In his first interview since the January 15 decision, Jordan told Swiss Public Radio SRF that “all other alternatives would have been much worse for Switzerland” and that “putting off the decision would have had much bigger consequences” for both the country as a whole and the national bank.
Jordan said the franc continues to be overvalued but added that expects it to ultimately stabilise. He did not comment on whether the SNB is continuing to intervene in the currency markets, as some media reports have suggested, stating only that “we consider the exchange rate in total” and that “the National Bank remains on the ball” when it comes to monitoring the franc’s activity.
If the peg of CHF1.20 to the Euro had not been lifted, Jordan said the National Bank would have had to continue to massively intervene in the currency markets, shelling out CHF100 billion per month to buy up Euros and maintain the exchange rate.
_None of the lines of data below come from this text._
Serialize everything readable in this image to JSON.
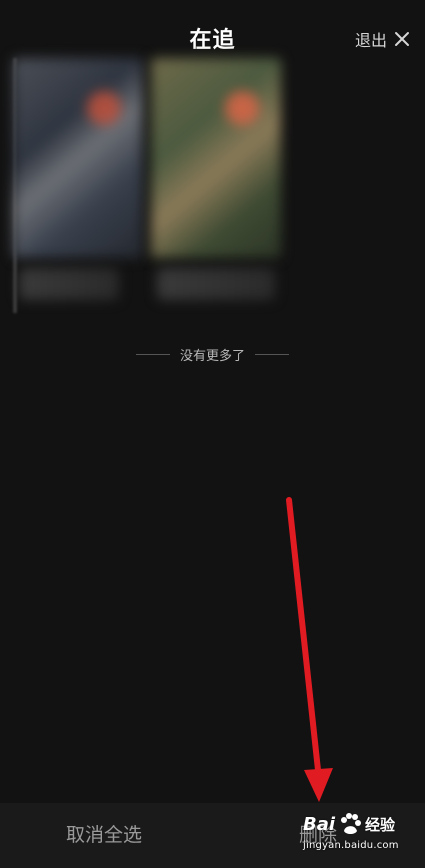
{
  "header": {
    "title": "在追",
    "exit_label": "退出"
  },
  "list": {
    "end_text": "没有更多了"
  },
  "bottom_bar": {
    "cancel_select_label": "取消全选",
    "delete_label": "删除"
  },
  "watermark": {
    "brand": "Bai",
    "brand_suffix": "经验",
    "url": "jingyan.baidu.com"
  },
  "colors": {
    "background": "#121212",
    "bottom_bar": "#1a1a1a",
    "annotation_red": "#e11b22",
    "muted_text": "#9a9a9a"
  },
  "icons": {
    "close": "close-icon",
    "arrow": "red-arrow-annotation",
    "paw": "baidu-paw-icon"
  }
}
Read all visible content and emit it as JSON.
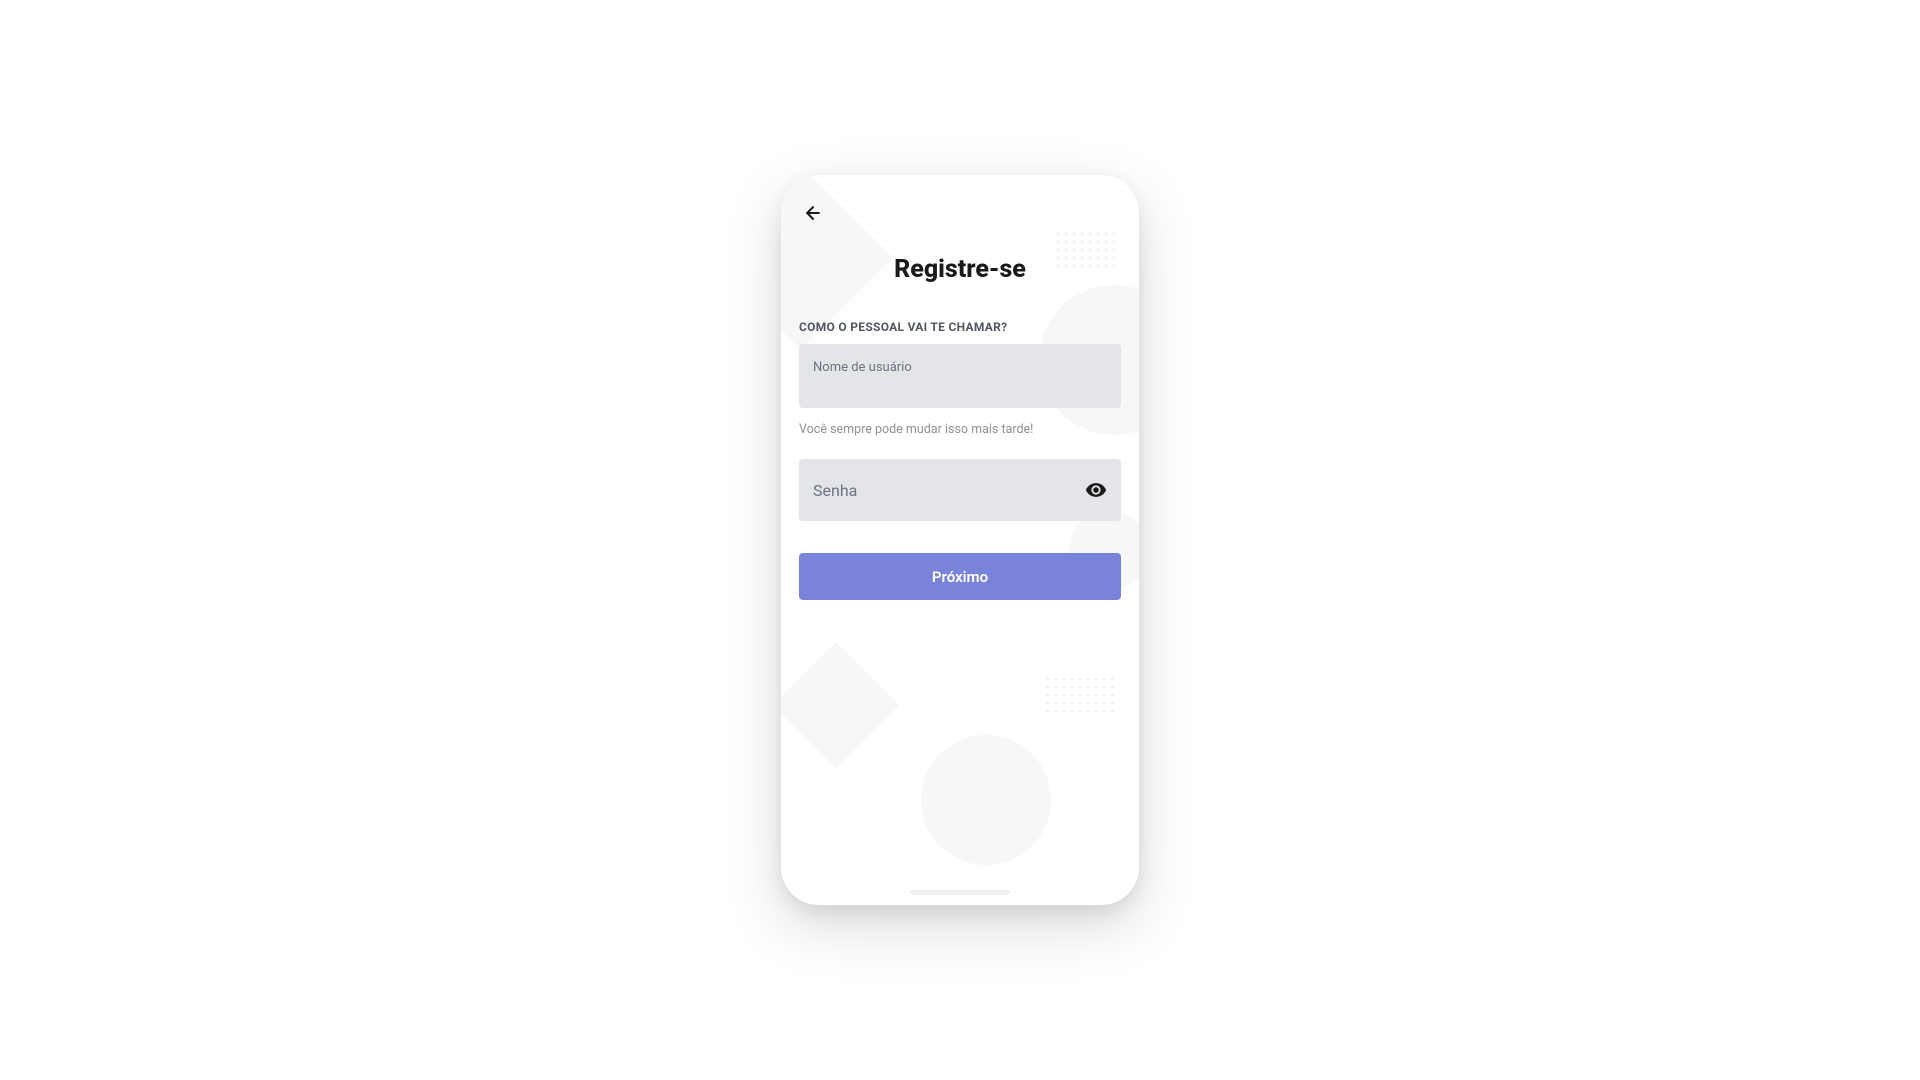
{
  "header": {
    "title": "Registre-se"
  },
  "form": {
    "username": {
      "label": "COMO O PESSOAL VAI TE CHAMAR?",
      "placeholder": "Nome de usuário",
      "hint": "Você sempre pode mudar isso mais tarde!"
    },
    "password": {
      "placeholder": "Senha"
    },
    "submit_label": "Próximo"
  },
  "icons": {
    "back": "arrow-left-icon",
    "eye": "eye-icon"
  },
  "colors": {
    "primary_button": "#7983d9",
    "input_bg": "#e3e5e8",
    "label_text": "#4f5660",
    "hint_text": "#8e9297",
    "title_text": "#1a1a1a"
  }
}
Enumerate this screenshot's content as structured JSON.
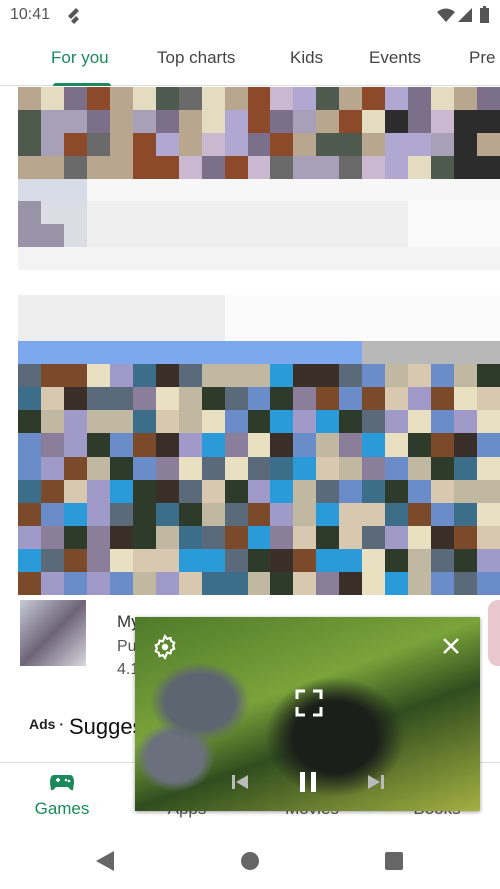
{
  "status_bar": {
    "time": "10:41"
  },
  "tabs": [
    {
      "label": "For you",
      "active": true
    },
    {
      "label": "Top charts"
    },
    {
      "label": "Kids"
    },
    {
      "label": "Events"
    },
    {
      "label": "Pre"
    }
  ],
  "app_row": {
    "title": "My",
    "publisher": "Pu",
    "rating": "4.1"
  },
  "section": {
    "ads_label": "Ads ·",
    "title": "Sugges"
  },
  "bottom_nav": [
    {
      "label": "Games",
      "active": true
    },
    {
      "label": "Apps"
    },
    {
      "label": "Movies"
    },
    {
      "label": "Books"
    }
  ],
  "video_player": {
    "controls": [
      "settings-icon",
      "close-icon",
      "fullscreen-icon",
      "previous-icon",
      "pause-icon",
      "next-icon"
    ]
  },
  "colors": {
    "accent": "#1a8a5a"
  }
}
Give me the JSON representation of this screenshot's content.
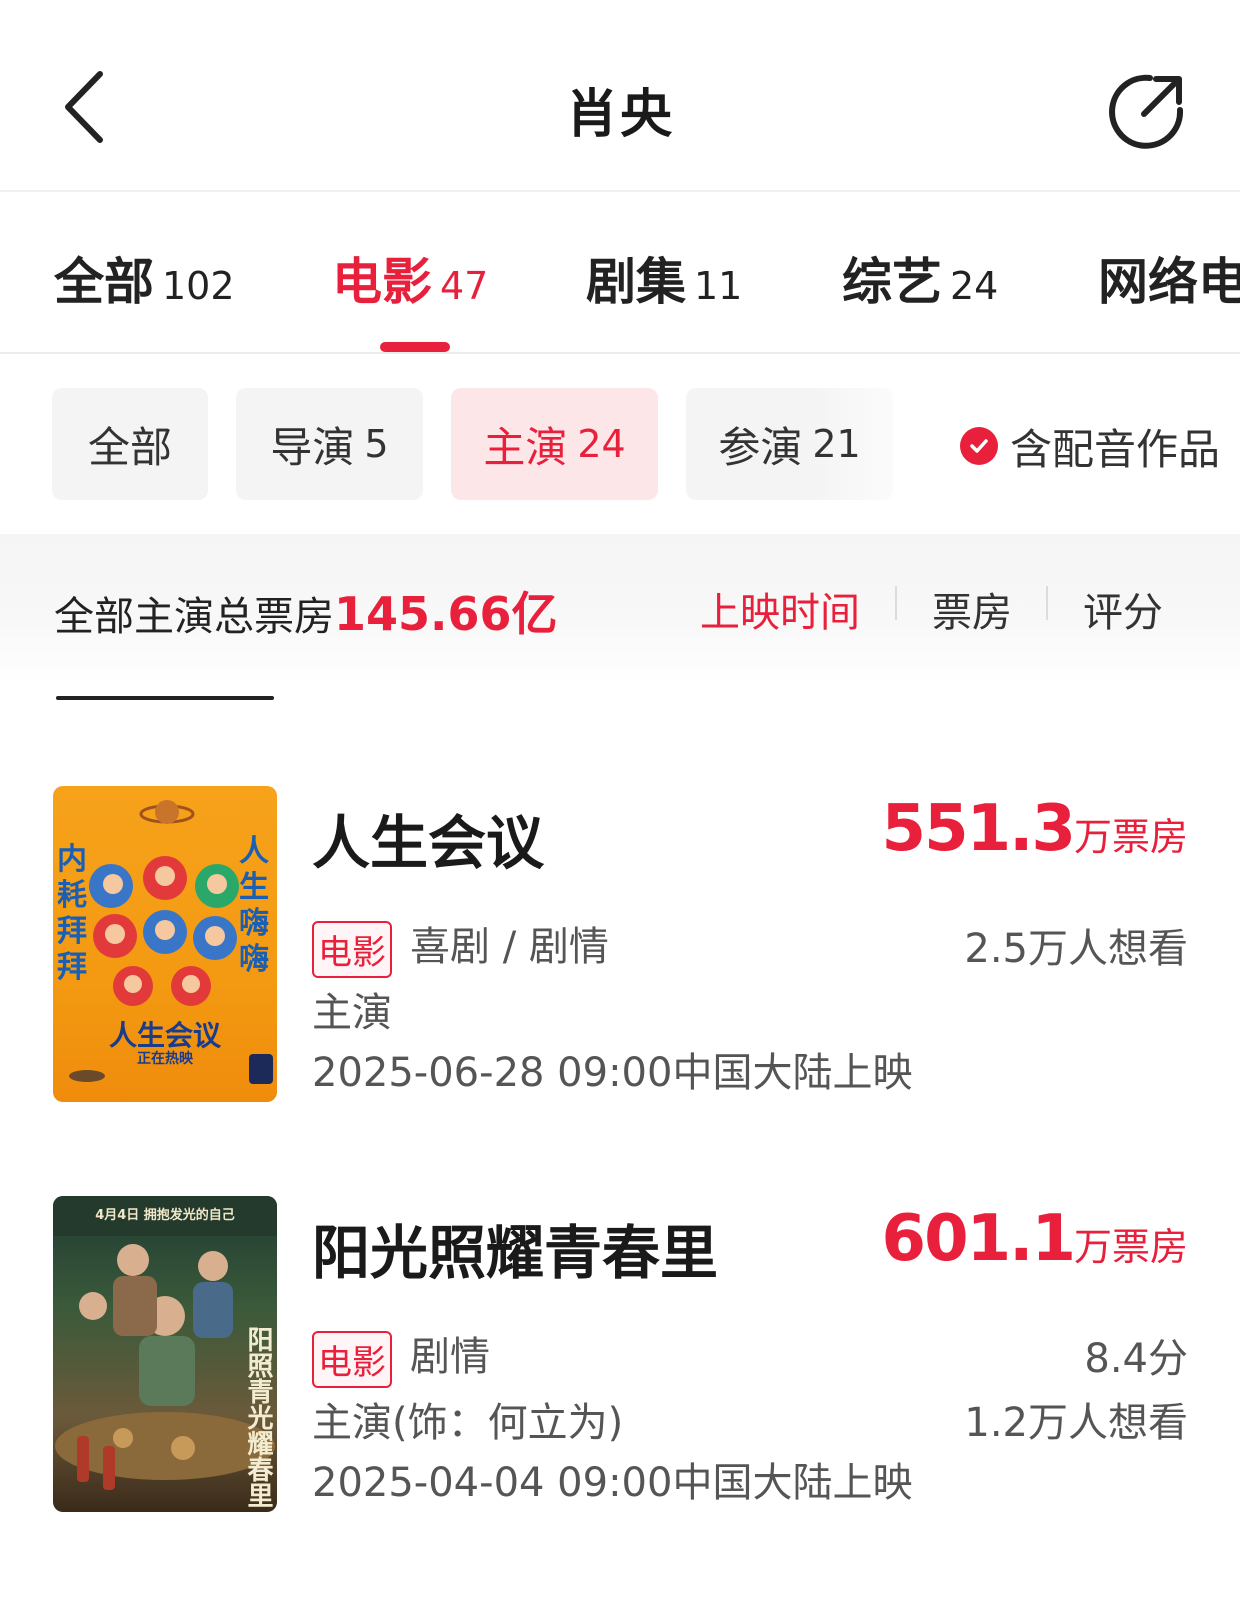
{
  "header": {
    "title": "肖央"
  },
  "tabs": [
    {
      "label": "全部",
      "count": "102"
    },
    {
      "label": "电影",
      "count": "47"
    },
    {
      "label": "剧集",
      "count": "11"
    },
    {
      "label": "综艺",
      "count": "24"
    },
    {
      "label": "网络电",
      "count": ""
    }
  ],
  "filters": {
    "chips": [
      {
        "label": "全部",
        "count": ""
      },
      {
        "label": "导演",
        "count": "5"
      },
      {
        "label": "主演",
        "count": "24"
      },
      {
        "label": "参演",
        "count": "21"
      }
    ],
    "dubbing_toggle": "含配音作品"
  },
  "summary": {
    "label": "全部主演总票房",
    "value": "145.66亿",
    "sort_options": [
      "上映时间",
      "票房",
      "评分"
    ]
  },
  "movies": [
    {
      "title": "人生会议",
      "box_office": "551.3",
      "box_office_unit": "万票房",
      "type_badge": "电影",
      "genres": "喜剧 / 剧情",
      "role": "主演",
      "release": "2025-06-28 09:00中国大陆上映",
      "score": "",
      "want_to_see": "2.5万人想看",
      "poster": {
        "left_text": "内耗拜拜",
        "right_text": "人生嗨嗨",
        "title": "人生会议",
        "subtitle": "正在热映"
      }
    },
    {
      "title": "阳光照耀青春里",
      "box_office": "601.1",
      "box_office_unit": "万票房",
      "type_badge": "电影",
      "genres": "剧情",
      "role": "主演(饰：何立为)",
      "release": "2025-04-04 09:00中国大陆上映",
      "score": "8.4分",
      "want_to_see": "1.2万人想看",
      "poster": {
        "top_text": "4月4日  拥抱发光的自己",
        "title": "阳照青光耀春里"
      }
    }
  ],
  "colors": {
    "accent": "#e8203b",
    "chip_bg": "#f4f4f4",
    "chip_active_bg": "#fde6e8"
  }
}
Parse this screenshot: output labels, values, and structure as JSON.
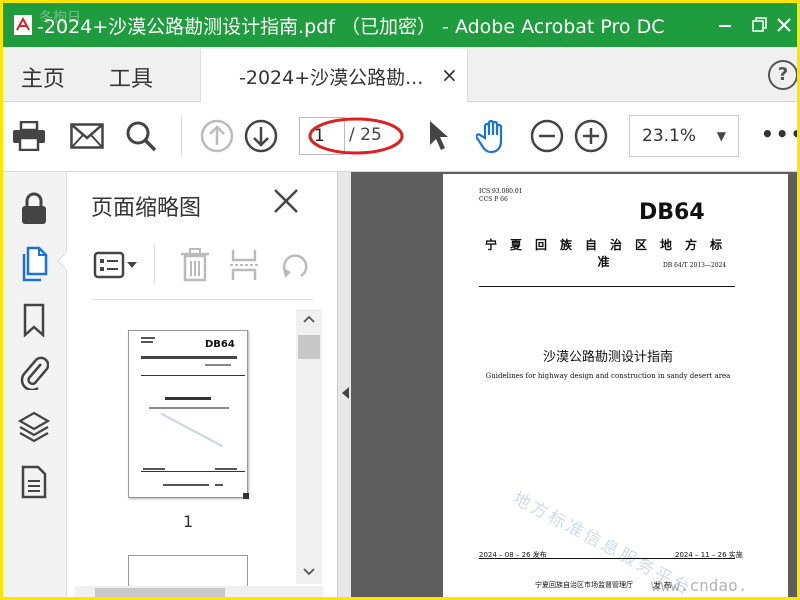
{
  "window": {
    "title": "-2024+沙漠公路勘测设计指南.pdf （已加密） - Adobe Acrobat Pro DC",
    "watermark": "冬枸日",
    "accent": "#1f9d3e"
  },
  "tabs": {
    "home": "主页",
    "tools": "工具",
    "document": "-2024+沙漠公路勘...",
    "close": "×",
    "help": "?"
  },
  "toolbar": {
    "current_page": "1",
    "page_total": "/ 25",
    "zoom": "23.1%",
    "zoom_caret": "▼",
    "more": "•••"
  },
  "thumbnails": {
    "title": "页面缩略图",
    "page_label": "1"
  },
  "page": {
    "ics": "ICS  93.080.01",
    "ccs": "CCS  P 66",
    "logo": "DB64",
    "standard_name": "宁夏回族自治区地方标准",
    "standard_no": "DB 64/T 2013—2024",
    "title_cn": "沙漠公路勘测设计指南",
    "title_en": "Guidelines for highway design and construction in sandy desert area",
    "publish_date": "2024 – 08 – 26 发布",
    "implement_date": "2024 – 11 – 26 实施",
    "issuer": "宁夏回族自治区市场监督管理厅",
    "issued": "发 布",
    "watermark": "地方标准信息服务平台",
    "site_watermark": "www.cndao."
  }
}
In six months’ time, the bank would have spent CHF600 billion – equal to Switzerland’s Gross Domestic Product.
Jordan also defended the timing of the SNB’s move, saying that “there would have been turbulence at any time” but that on that particular Thursday in January, “the markets were liquid…creating a fair playing field for all market participants”.
Jordan also views it as an advantage that decision-making at the SNB with regards to currency intervention is done by three individuals, himself included – this, he said, allows for intense discussions and quick reactions.
In addition, he added that because only the members of Switzerland’s cabinet were informed shortly before the lifting of the peg, “there was no insider trading”. People like IMF Head Christine Lagarde and European Central Bank Head Mario Draghi were only informed after the fact, and Jordan says they understood Switzerland’s decision.
Jordan hopes, in the end, that January 15, 2015 does not go down as a “black day” in Swiss history.
“People have to see that the SNB had no other choice.”